As we read the information the appellant was accused of unlawfully taking property, worth in excess of $200 from the May Company. Such is sufficient under section 952, Penal Code. See also People v. Ashley, 42 Cal. 2d 246, 258 [267 P.2d 271]; People v. Corenevsky, 124 Cal. App. 2d 19, 23 [267 P.2d 1048].

[2] There is no necessity that appellant be an employee of the May Company before he can be convicted of theft from [174 Cal. App. 2d 242] that company. Section 487 Penal Code reads in part as follows:

"1. When the money, labor or real or personal property taken is of a value exceeding two hundred dollars ($200); provided, that when domestic fowls, avocados, citrus or deciduous fruits, nuts and artichokes are taken of a value exceeding fifty dollars ($50); provided, further, that where the money, labor, real or personal property is taken by a servant, agent or employee from his principal or employer and aggregates two hundred dollars ($200) or more in any 12 consecutive month period, then the same shall constitute grand theft."

The part having to do with servants, agents and employees was added in 1955, and we conclude that the Legislature did not intend to limit grand theft to servants, agents and employees, but rather the Legislature intended that when the conditions referred to in the section above quoted obtained, that the crime would be grand theft and not a series of petty thefts.

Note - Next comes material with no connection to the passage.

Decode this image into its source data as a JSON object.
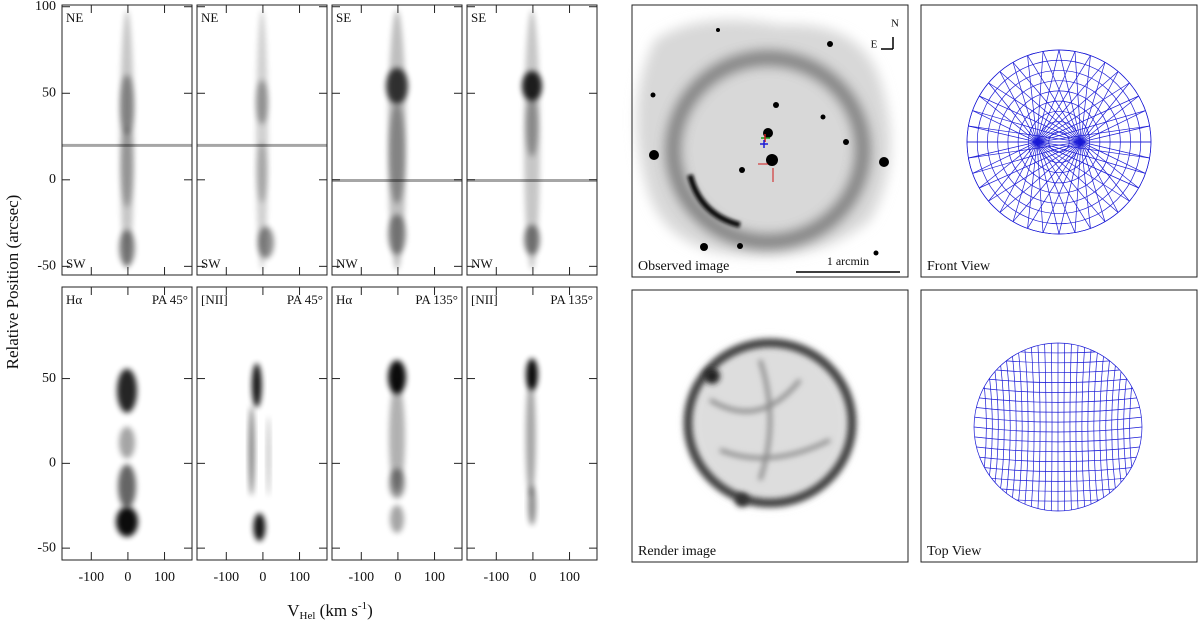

The cases cited by the appellant are not convincing because, first they are from other jurisdictions which do not have the statute in question, and secondly, the one California case cited by appellant was determined in 1870 long before the 1927 and 1929 liberalizing amendments to Penal Code, sections 951 and 952.

[3] In this case ample evidence was introduced before the appellant's admissions were received in evidence to demonstrate that there had been substantial thefts; namely of nine dozen shirts worth $214.92, other shirts worth $1,480, and 15 cartons of sheets and 29 cartons of Presto cookers were missing. The missing merchandise never reached the marking area and could not be found in the building. The codefendant employees of May Company, as heretofore indicated, had no authority to remove any merchandise from the premises of May Company. A reasonable inference can be drawn therefrom that the corpus delicti of grand theft had been established. (People v. Kross, 112 Cal. App. 2d 602, 609 [247 P.2d 44]; People v. Brooks, 154 Cal. App. 2d 631, 634 [316 P.2d 435].) [4] It is not necessary to establish the corpus delicti beyond a reasonable doubt and to a moral certainty. Slight or prima facie proof is all that is necessary. It can be shown by circumstances or by inferences drawn from the facts. (People v. Kaye, 43 Cal. App. 2d 802, 809-810 [111 P.2d 679].)

[5] As an appellate court, we are bound by the rule set forth in People v. Newland, 15 Cal. 2d 678, 681 [104 P.2d 778] to the effect that we must assume in favor of the judgment [174 Cal. App. 2d 243] the existence of every fact which reasonably could be deduced from the evidence.

The merchandise was stolen. The appellant admitted that he had taken shirts, sheets, furniture and cookers from the May Company dock.

The purported appeal from the nonexistent order denying a new trial is dismissed.

The judgment is affirmed.

Lillie, J., and Shea, J. pro tem., fn. * concurred.

FN *. Assigned by Chairman of Judicial Council.